Investors appear to be taking a Goldilocks-like approach to bonds — not too short and not too long. According to a Reuters report, investors have been opting for intermediate term-bonds funds of the Treasury variety as uncertainty over the U.S. Federal Reserve's policy looms.
The Fed recently standing pat on interest rates further drives the uncertainty. But the overall expectation is that the central bank will begin cutting rates when economic data confirms that decision. In the meantime, it appears investors are willing to accept more rate risk, but also minimize credit risk by staying in government debt.
"Investors are flocking to U.S. medium-term government bond funds and helping push their assets to record highs, as uncertainty about the Federal Reserve's policy path prompts them to seek the sweet spot between income and protection," the report said.

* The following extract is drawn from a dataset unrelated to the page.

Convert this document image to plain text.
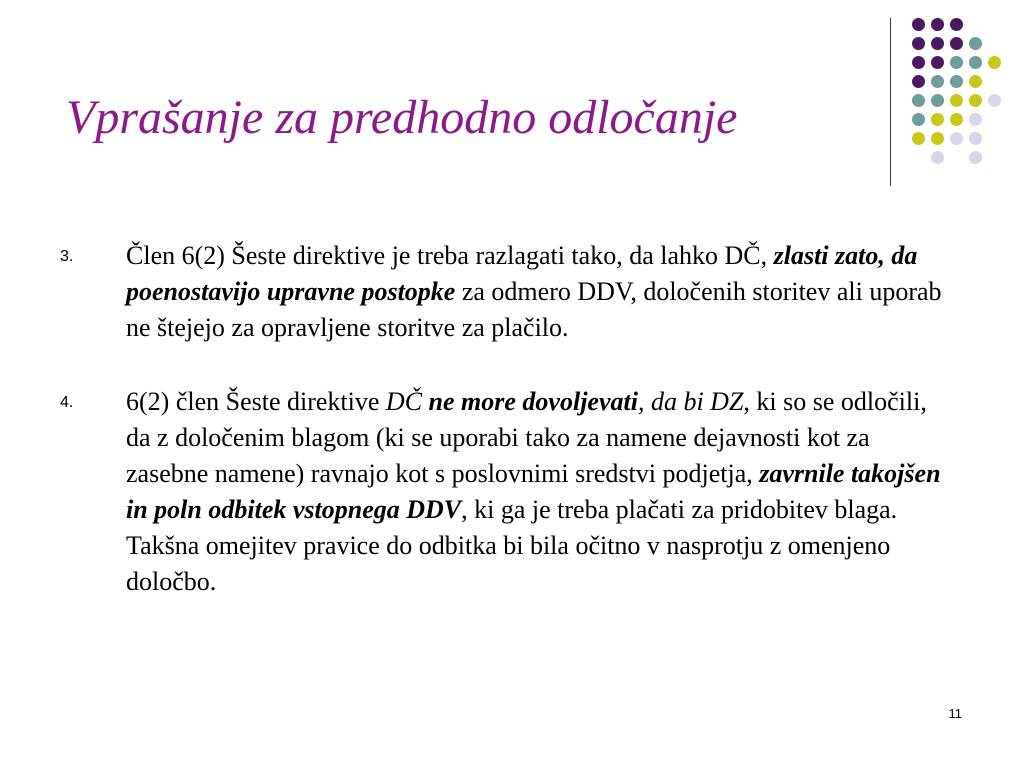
Vprašanje za predhodno odločanje
3. Člen 6(2) Šeste direktive je treba razlagati tako, da lahko DČ, zlasti zato, da poenostavijo upravne postopke za odmero DDV, določenih storitev ali uporab ne štejejo za opravljene storitve za plačilo.
4. 6(2) člen Šeste direktive DČ ne more dovoljevati, da bi DZ, ki so se odločili, da z določenim blagom (ki se uporabi tako za namene dejavnosti kot za zasebne namene) ravnajo kot s poslovnimi sredstvi podjetja, zavrnile takojšen in poln odbitek vstopnega DDV, ki ga je treba plačati za pridobitev blaga. Takšna omejitev pravice do odbitka bi bila očitno v nasprotju z omenjeno določbo.
11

The start of this year has been marked by record issuance in both the public and private sectors. With the notion that rates will eventually fall, issuing bonds now before yields subsequently drop should draw investors. And so far, it has -- record issuance has been meet by more demand.
"According to Morningstar Direct data, U.S. medium-term government bond funds, which include Treasuries and debt issued by government-linked agencies, attracted $9.8 billion in the first two months of this year," the report added. "That compared with just $2.3 billion for long-term government funds and an outflow of $3.5 billion from short-term government bond funds."